Prove that the function f given by f(x) = x^2 − x + 1 is neither strictly increasing nor strictly decreasing on (−1, 1).

Answer 1

HELLO DEAR,

f(x) = (x² - x + 1)

f'(x) = (2x - 1).

now, f'(x) > 0

(2x - 1) > 0

x > 1/2.

therefore, f(x) is increasing when x € ]1/2 , 1[.

and, f'(x) < 0

(2x - 1) < 0

x < 1/2.

therefore, f(x) is deacreasing when x € ]0 , 1/2[.


I HOPE ITS HELP YOU DEAR,
THANKS

Answer 2

given, function f(x) = x² – x + 1

f’(x) = 2x - 1

If f’(x) = 0, then we get,

x = 1/2

here, the point x = 1/2 divides the interval (-1,1) into two disjoint intervals (-1, 1/2) and [1/2, 1)

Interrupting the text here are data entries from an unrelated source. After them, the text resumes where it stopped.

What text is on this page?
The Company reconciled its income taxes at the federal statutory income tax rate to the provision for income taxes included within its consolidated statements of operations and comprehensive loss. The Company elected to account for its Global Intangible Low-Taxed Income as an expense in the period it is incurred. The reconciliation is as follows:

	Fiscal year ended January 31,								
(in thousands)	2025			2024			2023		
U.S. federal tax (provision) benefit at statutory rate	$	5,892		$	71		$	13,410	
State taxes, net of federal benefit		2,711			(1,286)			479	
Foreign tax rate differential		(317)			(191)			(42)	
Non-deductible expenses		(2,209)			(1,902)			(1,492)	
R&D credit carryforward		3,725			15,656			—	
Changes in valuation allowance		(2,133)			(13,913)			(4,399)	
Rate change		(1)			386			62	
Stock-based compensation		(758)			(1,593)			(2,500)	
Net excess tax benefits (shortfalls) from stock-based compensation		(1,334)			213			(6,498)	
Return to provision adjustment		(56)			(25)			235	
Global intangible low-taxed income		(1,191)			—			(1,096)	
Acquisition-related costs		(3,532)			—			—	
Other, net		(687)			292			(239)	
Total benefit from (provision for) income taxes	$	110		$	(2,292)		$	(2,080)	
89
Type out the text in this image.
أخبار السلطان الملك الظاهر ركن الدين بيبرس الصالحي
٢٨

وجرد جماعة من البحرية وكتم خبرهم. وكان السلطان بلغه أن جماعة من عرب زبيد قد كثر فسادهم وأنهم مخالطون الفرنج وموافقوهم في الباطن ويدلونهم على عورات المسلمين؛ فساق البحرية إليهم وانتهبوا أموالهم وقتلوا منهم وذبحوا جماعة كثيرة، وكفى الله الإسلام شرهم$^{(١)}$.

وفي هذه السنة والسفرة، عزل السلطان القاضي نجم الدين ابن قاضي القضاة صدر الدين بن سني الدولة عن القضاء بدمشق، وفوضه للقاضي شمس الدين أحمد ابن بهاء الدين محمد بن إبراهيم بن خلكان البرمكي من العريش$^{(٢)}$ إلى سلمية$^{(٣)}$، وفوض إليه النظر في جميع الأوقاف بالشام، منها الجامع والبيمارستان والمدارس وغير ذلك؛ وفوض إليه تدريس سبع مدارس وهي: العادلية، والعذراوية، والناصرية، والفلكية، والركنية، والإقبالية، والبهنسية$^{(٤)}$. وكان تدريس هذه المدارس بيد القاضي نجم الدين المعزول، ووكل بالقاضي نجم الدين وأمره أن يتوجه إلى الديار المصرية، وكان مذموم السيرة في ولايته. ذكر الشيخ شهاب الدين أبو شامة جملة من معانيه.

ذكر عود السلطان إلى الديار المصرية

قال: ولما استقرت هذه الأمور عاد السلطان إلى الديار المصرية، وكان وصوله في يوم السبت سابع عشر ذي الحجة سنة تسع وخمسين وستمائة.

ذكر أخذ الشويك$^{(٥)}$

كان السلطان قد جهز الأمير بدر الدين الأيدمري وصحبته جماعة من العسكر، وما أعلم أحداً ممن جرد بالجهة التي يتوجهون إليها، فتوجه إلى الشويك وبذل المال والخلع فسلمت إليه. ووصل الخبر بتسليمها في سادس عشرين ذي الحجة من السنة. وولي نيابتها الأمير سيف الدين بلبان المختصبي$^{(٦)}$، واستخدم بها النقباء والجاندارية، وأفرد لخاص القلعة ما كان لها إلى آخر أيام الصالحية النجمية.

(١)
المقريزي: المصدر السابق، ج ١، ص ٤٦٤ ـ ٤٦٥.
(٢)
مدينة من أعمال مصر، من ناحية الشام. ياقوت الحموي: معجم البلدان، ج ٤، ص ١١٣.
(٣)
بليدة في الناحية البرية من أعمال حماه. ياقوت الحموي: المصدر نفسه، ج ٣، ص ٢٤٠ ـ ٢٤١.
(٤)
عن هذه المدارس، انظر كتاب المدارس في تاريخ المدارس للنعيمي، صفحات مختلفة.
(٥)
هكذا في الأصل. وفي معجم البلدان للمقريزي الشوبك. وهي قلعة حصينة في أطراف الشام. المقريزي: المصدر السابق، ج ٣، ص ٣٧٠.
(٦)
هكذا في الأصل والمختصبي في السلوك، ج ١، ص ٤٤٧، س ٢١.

Let's take interval (-1, 1/2)

we get , f'(x) = 2x - 1 < 0

therefore, f is decreasing in interval (-1,1/2)

Let's take interval [1/2, 1)

we get, f'(x) = 2x - 1 > 0

therefore , f is increasing in interval [1/2, 1)

Therefore, f is neither strictly increasing and decreasing in interval (-1,1).